I have to admit that I'm not the biggest Eudora Welty fan, and it's for pretty stupid reasons. Her writer's voice and her characters are so finely aligned with my cultural background that her stories make me feel like I'm listening to gossip and not fiction and it's been that way ever since I could read.
Faulkner's writer's voice was very different for me. He was more like someone confessing things they'd really rather not talk about, which is hugely compelling by itself.
That being said, I dearly love hearing Suzanne talking about Miss Eudora. She speaks from the two very different cultures, the one she was born to and the one she adopted after twenty something years in Mississippi, which I find exciting, and she has a powerful mastery of words that's both beautiful and descriptive, but also structured and efficient. Her book reads much the same way as she speaks.

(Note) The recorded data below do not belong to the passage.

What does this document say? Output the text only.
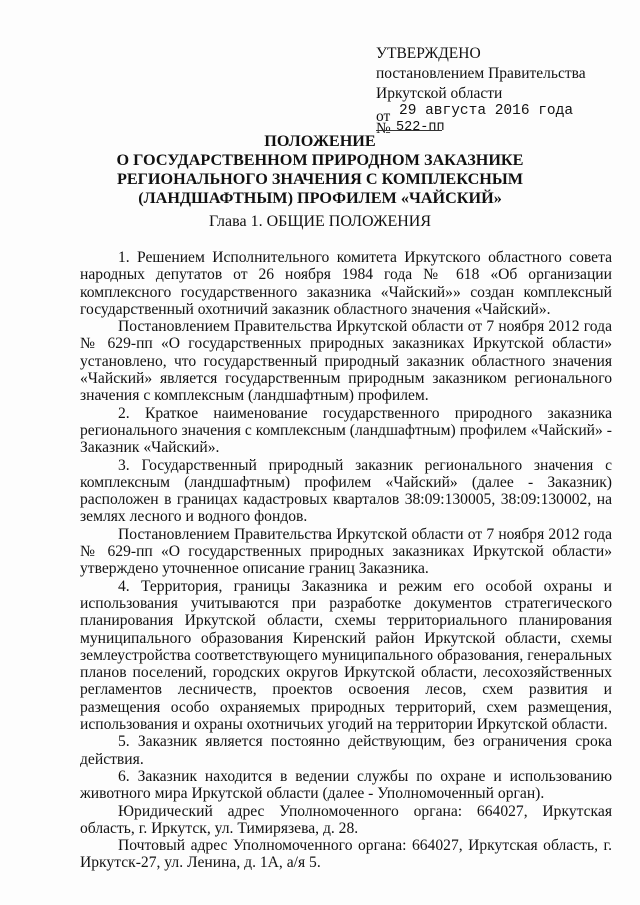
УТВЕРЖДЕНО
постановлением Правительства
Иркутской области
от 29 августа 2016 года
№ 522-пп
ПОЛОЖЕНИЕ
О ГОСУДАРСТВЕННОМ ПРИРОДНОМ ЗАКАЗНИКЕ
РЕГИОНАЛЬНОГО ЗНАЧЕНИЯ С КОМПЛЕКСНЫМ
(ЛАНДШАФТНЫМ) ПРОФИЛЕМ «ЧАЙСКИЙ»
Глава 1. ОБЩИЕ ПОЛОЖЕНИЯ

1. Решением Исполнительного комитета Иркутского областного совета народных депутатов от 26 ноября 1984 года № 618 «Об организации комплексного государственного заказника «Чайский»» создан комплексный государственный охотничий заказник областного значения «Чайский».

Постановлением Правительства Иркутской области от 7 ноября 2012 года № 629-пп «О государственных природных заказниках Иркутской области» установлено, что государственный природный заказник областного значения «Чайский» является государственным природным заказником регионального значения с комплексным (ландшафтным) профилем.

2. Краткое наименование государственного природного заказника регионального значения с комплексным (ландшафтным) профилем «Чайский» - Заказник «Чайский».

3. Государственный природный заказник регионального значения с комплексным (ландшафтным) профилем «Чайский» (далее - Заказник) расположен в границах кадастровых кварталов 38:09:130005, 38:09:130002, на землях лесного и водного фондов.

Постановлением Правительства Иркутской области от 7 ноября 2012 года № 629-пп «О государственных природных заказниках Иркутской области» утверждено уточненное описание границ Заказника.

4. Территория, границы Заказника и режим его особой охраны и использования учитываются при разработке документов стратегического планирования Иркутской области, схемы территориального планирования муниципального образования Киренский район Иркутской области, схемы землеустройства соответствующего муниципального образования, генеральных планов поселений, городских округов Иркутской области, лесохозяйственных регламентов лесничеств, проектов освоения лесов, схем развития и размещения особо охраняемых природных территорий, схем размещения, использования и охраны охотничьих угодий на территории Иркутской области.

5. Заказник является постоянно действующим, без ограничения срока действия.

6. Заказник находится в ведении службы по охране и использованию животного мира Иркутской области (далее - Уполномоченный орган).

Юридический адрес Уполномоченного органа: 664027, Иркутская область, г. Иркутск, ул. Тимирязева, д. 28.

Почтовый адрес Уполномоченного органа: 664027, Иркутская область, г. Иркутск-27, ул. Ленина, д. 1А, а/я 5.
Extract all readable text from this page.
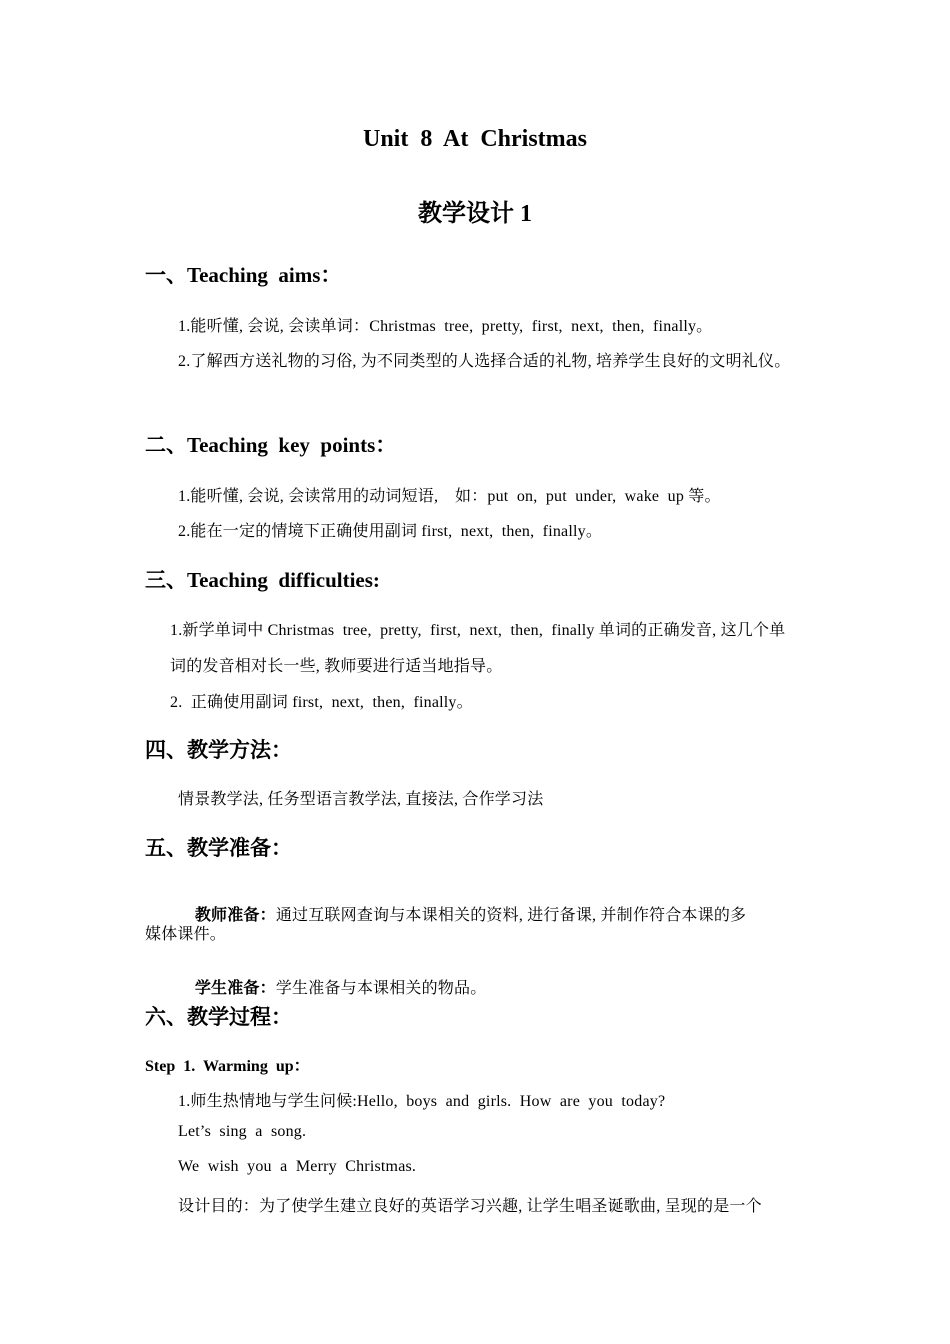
Unit  8  At  Christmas
教学设计 1
一、Teaching  aims：
1.能听懂, 会说, 会读单词：Christmas  tree,  pretty,  first,  next,  then,  finally。
2.了解西方送礼物的习俗, 为不同类型的人选择合适的礼物, 培养学生良好的文明礼仪。
二、Teaching  key  points：
1.能听懂, 会说, 会读常用的动词短语,    如：put  on,  put  under,  wake  up 等。
2.能在一定的情境下正确使用副词 first,  next,  then,  finally。
三、Teaching  difficulties:
1.新学单词中 Christmas  tree,  pretty,  first,  next,  then,  finally 单词的正确发音, 这几个单
词的发音相对长一些, 教师要进行适当地指导。
2.  正确使用副词 first,  next,  then,  finally。
四、教学方法：
情景教学法, 任务型语言教学法, 直接法, 合作学习法
五、教学准备：

教师准备：通过互联网查询与本课相关的资料, 进行备课, 并制作符合本课的多

媒体课件。

学生准备：学生准备与本课相关的物品。

六、教学过程：
Step  1.  Warming  up：
1.师生热情地与学生问候:Hello,  boys  and  girls.  How  are  you  today?
Let’s  sing  a  song.
We  wish  you  a  Merry  Christmas.
设计目的：为了使学生建立良好的英语学习兴趣, 让学生唱圣诞歌曲, 呈现的是一个
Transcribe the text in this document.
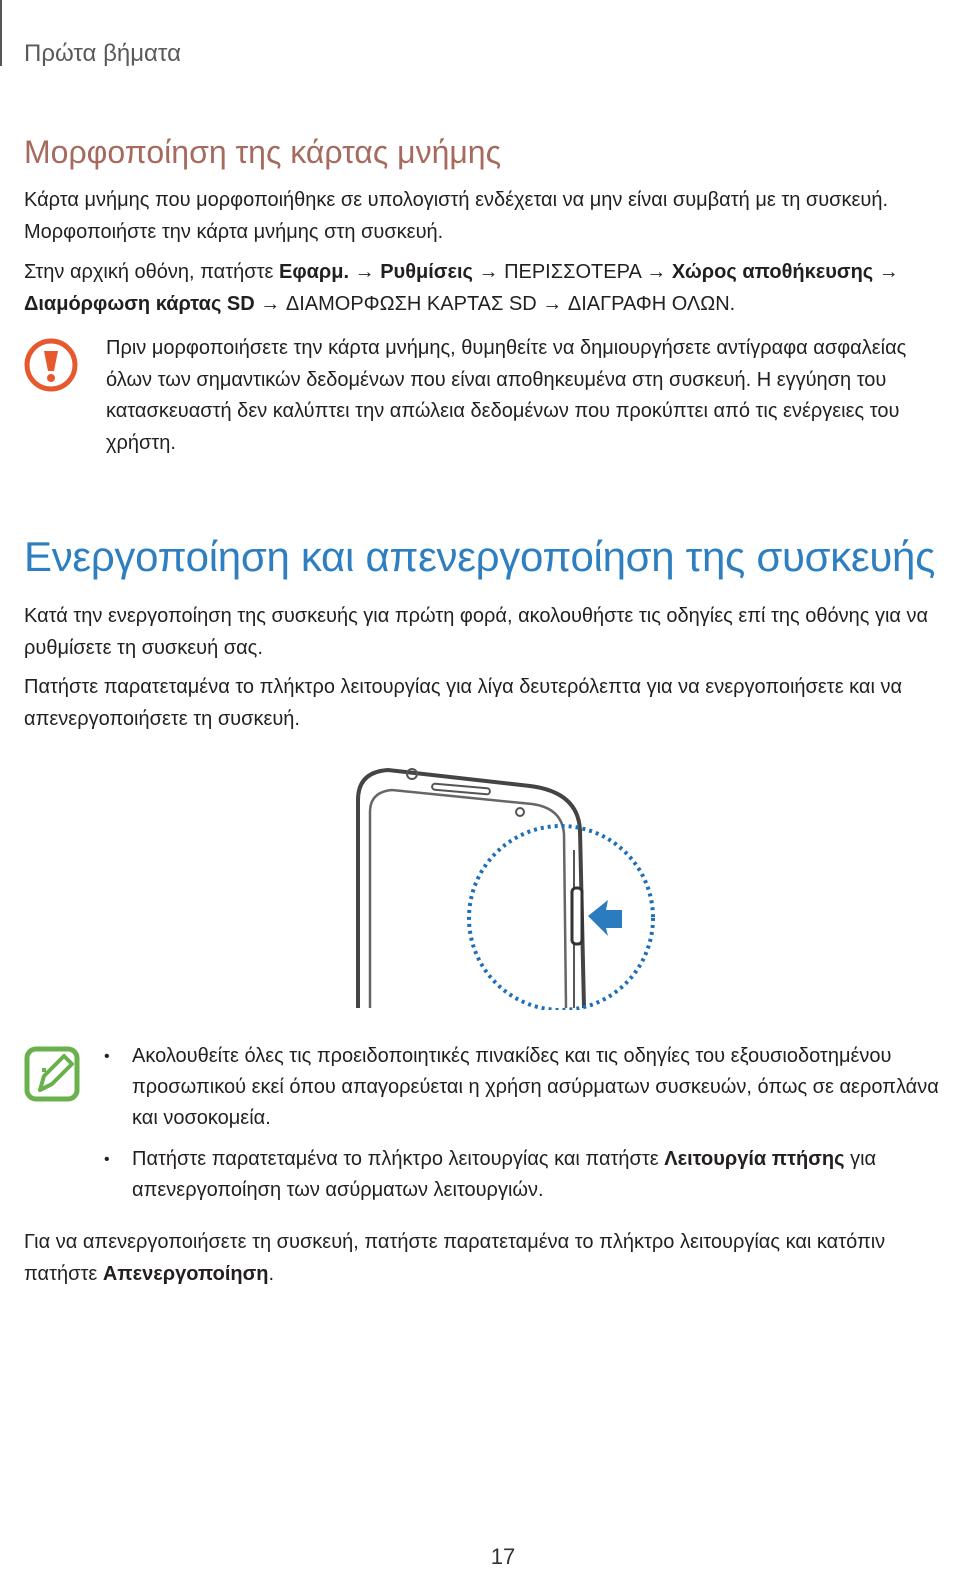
Πρώτα βήματα
Μορφοποίηση της κάρτας μνήμης

Κάρτα μνήμης που μορφοποιήθηκε σε υπολογιστή ενδέχεται να μην είναι συμβατή με τη συσκευή.
Μορφοποιήστε την κάρτα μνήμης στη συσκευή.

Στην αρχική οθόνη, πατήστε Εφαρμ. → Ρυθμίσεις → ΠΕΡΙΣΣΟΤΕΡΑ → Χώρος αποθήκευσης →
Διαμόρφωση κάρτας SD → ΔΙΑΜΟΡΦΩΣΗ ΚΑΡΤΑΣ SD → ΔΙΑΓΡΑΦΗ ΟΛΩΝ.

Πριν μορφοποιήσετε την κάρτα μνήμης, θυμηθείτε να δημιουργήσετε αντίγραφα ασφαλείας
όλων των σημαντικών δεδομένων που είναι αποθηκευμένα στη συσκευή. Η εγγύηση του
κατασκευαστή δεν καλύπτει την απώλεια δεδομένων που προκύπτει από τις ενέργειες του
χρήστη.

Ενεργοποίηση και απενεργοποίηση της συσκευής

Κατά την ενεργοποίηση της συσκευής για πρώτη φορά, ακολουθήστε τις οδηγίες επί της οθόνης για να
ρυθμίσετε τη συσκευή σας.

Πατήστε παρατεταμένα το πλήκτρο λειτουργίας για λίγα δευτερόλεπτα για να ενεργοποιήσετε και να
απενεργοποιήσετε τη συσκευή.

• Ακολουθείτε όλες τις προειδοποιητικές πινακίδες και τις οδηγίες του εξουσιοδοτημένου
προσωπικού εκεί όπου απαγορεύεται η χρήση ασύρματων συσκευών, όπως σε αεροπλάνα
και νοσοκομεία.
• Πατήστε παρατεταμένα το πλήκτρο λειτουργίας και πατήστε Λειτουργία πτήσης για
απενεργοποίηση των ασύρματων λειτουργιών.

Για να απενεργοποιήσετε τη συσκευή, πατήστε παρατεταμένα το πλήκτρο λειτουργίας και κατόπιν
πατήστε Απενεργοποίηση.

17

The thing that separates this book from really any other other biography I can think of is that Marrs is a fine academician and she does all the things that requires, but she's also writing about someone who was a loved friend for many years and the merger of those two points of view makes the book worth reading.
If you haven't picked it up, I recommend it.
She has a great speaking voice too. It's not an actor's voice or a radio voice but a really authentic voice, filled with humanity and personality. I love Gene Edwards, but I can tune him out pretty quickly, Suzanne's voice compels you to listen though, like you'll miss something if you don't.